Inez held out the carte viste to Doc. The image taken in Colorado Springs, showed William, two-and-a-half years old, seated with William’s caretaker, Inez’s younger sister, Harmony. The expression on his face was somewhere between suspicious and terrified. Harmony looked serene with large luminous eyes. The paleness of her skin and the slight darkening of flushed cheekbones gave her an ethereal glow.
Doc took the card and examined the images. “My professional opinion: young William Stannert looks a hale and hearty youngster. His move to the East Coast appears to have suited him and his condition.” He gave Inez a sharp glance. “You did the right thing, m’dear, in sending him back there. He would have deteriorated here in Leadville. I have seen the condition many times before and since. I believe it was only an innate stubbornness, no doubt inherited from his mother, that allowed him to hang on long enough to be settled at sea-level where his lungs could recover and he could regain his health.”
Inez nodded, unable to swallow a lump in her throat. “It was the right decision at the time.”
His voice softened. “I know it was difficult for you, but it’s a testament to you that you selflessly gave him up to be raised by your family. Obviously,” he tapped the picture, “William thrives. If he had remained here as an infant, the altitude would have killed him. His lungs were far too weak for him to survive.”
Angel clutched his arm, alarmed, and shook it. He laid a calming hand on top of hers. “Pardon me, Mrs. Jackson. What was I thinking? I should not talk about such matters around you with you in your condition. You have little to fear. Mrs. Stannert’s boy was
born early, undersized, and in winter. None of which applies to your case.”
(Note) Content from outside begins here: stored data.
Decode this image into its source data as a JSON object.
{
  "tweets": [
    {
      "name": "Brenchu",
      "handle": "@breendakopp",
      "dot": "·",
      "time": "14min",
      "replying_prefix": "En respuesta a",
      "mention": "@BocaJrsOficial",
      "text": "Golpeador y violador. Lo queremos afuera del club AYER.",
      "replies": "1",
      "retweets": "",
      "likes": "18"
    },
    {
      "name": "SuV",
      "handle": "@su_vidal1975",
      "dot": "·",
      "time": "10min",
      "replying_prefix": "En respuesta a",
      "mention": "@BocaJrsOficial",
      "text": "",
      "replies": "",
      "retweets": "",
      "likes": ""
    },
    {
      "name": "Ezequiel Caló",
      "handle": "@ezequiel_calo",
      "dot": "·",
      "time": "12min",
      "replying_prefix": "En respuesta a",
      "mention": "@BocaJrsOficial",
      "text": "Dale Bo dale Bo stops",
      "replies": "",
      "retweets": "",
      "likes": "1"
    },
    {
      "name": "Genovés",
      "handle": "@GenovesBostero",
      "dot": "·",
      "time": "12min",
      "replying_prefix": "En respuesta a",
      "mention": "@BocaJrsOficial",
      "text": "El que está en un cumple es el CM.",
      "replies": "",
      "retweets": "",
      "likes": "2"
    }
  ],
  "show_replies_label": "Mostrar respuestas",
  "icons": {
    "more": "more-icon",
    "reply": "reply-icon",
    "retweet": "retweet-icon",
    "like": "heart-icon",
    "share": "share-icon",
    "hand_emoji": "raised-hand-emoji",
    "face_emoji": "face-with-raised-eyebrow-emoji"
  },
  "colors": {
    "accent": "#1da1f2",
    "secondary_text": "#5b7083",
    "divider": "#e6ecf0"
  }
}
Doc held out the picture to Angel, who snatched it from him and proceeded to examine it closely. He moved to the door, indicating with a slight tilt of the chin that Inez should accompany him. “How is your sister?” he asked in a low voice, as he settled his top hat on his head. “Consumption, is it?”
“Yes,” Inez struggled to keep her voice low and neutral. “Her husband is doing everything within his power for her. He intimated that they might return to the Springs for a longer stay, perhaps semi-permanent. As to how she is doing, she is,” Inez hesitated, “I think the picture no doubt tells you what you might need to know on that account.” Harmony’s thinness and the high flush in her cheeks, apparent in the photograph, were the tells that accompanied the body-wracking coughs that she tried to smother behind her fine linen handkerchiefs.
He nodded soberly. “Take comfort, m’dear, in knowing that recovery can happen. It’s a throw of the dice, a turn of the cards. We physicians think we know it all, but a long time in this profession only humbles me and shows me how little we comprehend of how an individual’s constitution responds. I say, with complete candor, that I know any number of consumptives who have relocated to Colorado and survived long, fruitful years. I pray your sister will join their ranks.”
He paused, eyeing her, as if trying to decide whether to continue speaking. He finally added, “I’d hazard, from that picture, that she loves your son a great deal. You chose his guardian well. Perhaps they will heal and save each other, hmm?” With an encouraging smile at Inez, he opened the door and glanced back at Angel, still examining the photo. “And, Mrs. Jackson?”